Garrett cita uma marca de calçados como exemplo desse tipo de ganho mútuo. A empresa compra a borracha para seus tênis de pequenos produtores de borracha da Amazônia e adquire 100% da borracha nativa colhida de forma responsável no Brasil. Como parte de seus esforços de sustentabilidade, a empresa se concentra na construção de comunidades de pequenos agricultores e tem sido bem-sucedida financeiramente sem a publicidade tradicional.
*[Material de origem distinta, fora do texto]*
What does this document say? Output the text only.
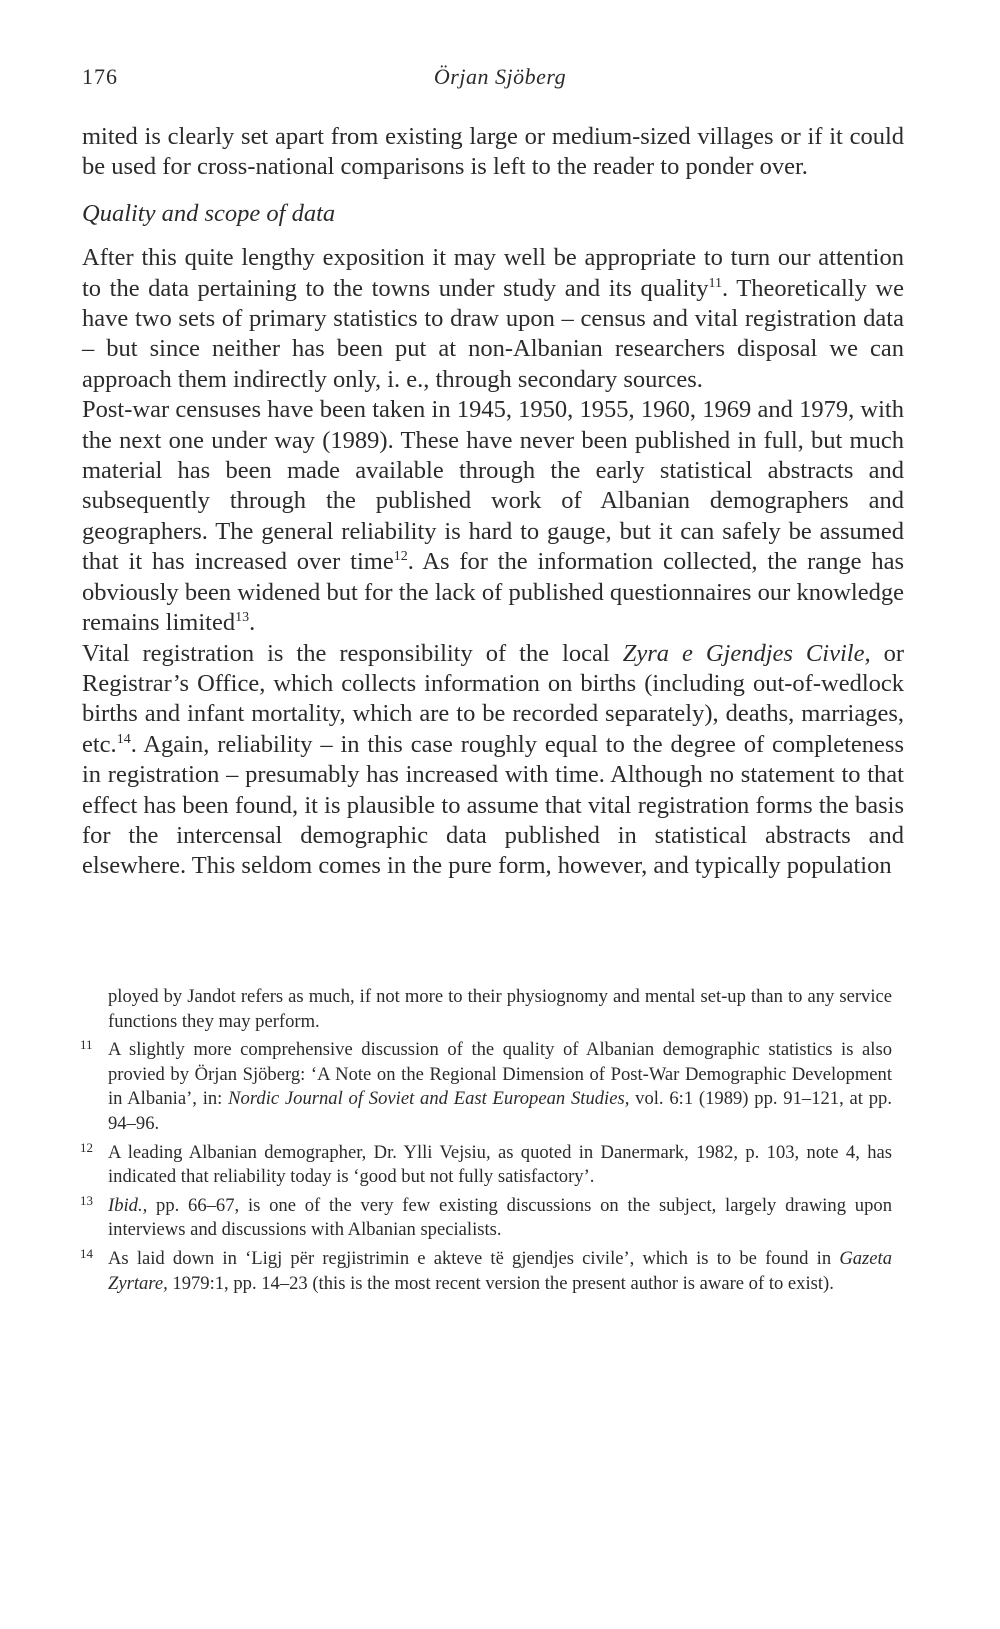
176	Örjan Sjöberg

mited is clearly set apart from existing large or medium-sized villages or if it could be used for cross-national comparisons is left to the reader to ponder over.

Quality and scope of data

After this quite lengthy exposition it may well be appropriate to turn our attention to the data pertaining to the towns under study and its quality$^{11}$. Theoretically we have two sets of primary statistics to draw upon – census and vital registration data – but since neither has been put at non-Albanian researchers disposal we can approach them indirectly only, i. e., through secondary sources.

Post-war censuses have been taken in 1945, 1950, 1955, 1960, 1969 and 1979, with the next one under way (1989). These have never been published in full, but much material has been made available through the early statistical abstracts and subsequently through the published work of Albanian demographers and geographers. The general reliability is hard to gauge, but it can safely be assumed that it has increased over time$^{12}$. As for the information collected, the range has obviously been widened but for the lack of published questionnaires our knowledge remains limited$^{13}$.

Vital registration is the responsibility of the local Zyra e Gjendjes Civile, or Registrar’s Office, which collects information on births (including out-of-wedlock births and infant mortality, which are to be recorded separately), deaths, marriages, etc.$^{14}$. Again, reliability – in this case roughly equal to the degree of completeness in registration – presumably has increased with time. Although no statement to that effect has been found, it is plausible to assume that vital registration forms the basis for the intercensal demographic data published in statistical abstracts and elsewhere. This seldom comes in the pure form, however, and typically population

ployed by Jandot refers as much, if not more to their physiognomy and mental set-up than to any service functions they may perform.

11 A slightly more comprehensive discussion of the quality of Albanian demographic statistics is also provied by Örjan Sjöberg: ‘A Note on the Regional Dimension of Post-War Demographic Development in Albania’, in: Nordic Journal of Soviet and East European Studies, vol. 6:1 (1989) pp. 91–121, at pp. 94–96.

12 A leading Albanian demographer, Dr. Ylli Vejsiu, as quoted in Danermark, 1982, p. 103, note 4, has indicated that reliability today is ‘good but not fully satisfactory’.

13 Ibid., pp. 66–67, is one of the very few existing discussions on the subject, largely drawing upon interviews and discussions with Albanian specialists.

14 As laid down in ‘Ligj për regjistrimin e akteve të gjendjes civile’, which is to be found in Gazeta Zyrtare, 1979:1, pp. 14–23 (this is the most recent version the present author is aware of to exist).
Garrett e seus colaboradores estão pedindo aumentos maciços em mobilização social, tecnologia e infraestrutura para apoiar as SBEs. Em um modelo de SBE, os subsídios governamentais seriam redirecionados do agronegócio para o desenvolvimento sustentável em menor escala. Os pesquisadores também descrevem como criar conexões entre as políticas rurais e urbanas nas SBEs. Um exemplo é o estabelecimento de programas de compras públicas em que alimentos saudáveis e produzidos de forma sustentável sejam comprados diretamente de comunidades indígenas e de pequenos agricultores e servidos em programas de merenda escolar e hospitais, em vez de apoiar o agronegócio de grande escala envolvido em práticas degradantes.
Outras mudanças nas políticas que poderiam apoiar um modelo de SBE incluem o redirecionamento do financiamento para atividades de conservação e restauração, o apoio a empresas comunitárias e a garantia de processos participativos para assegurar benefícios inclusivos e de longo prazo.
"É possível ter uma economia que seja forte e funcione para todos quando ousamos desenvolver novos modelos e visões que reconheçam a interconexão entre as pessoas e a natureza",disse Garrett. "Ao popularizar essas ideias, investir em pessoas e empresas que estão fazendo a diferença e apoiar a pesquisa sobre a inovação da SBE, podemos apoiar uma transformação tanto na conservação quanto no desenvolvimento da Amazônia. O modelo SBE poderia ajudar a proteger a Amazônia e seu povo, evitando desastres climáticos e de biodiversidade, mas é preciso haver vontade política para que isso aconteça."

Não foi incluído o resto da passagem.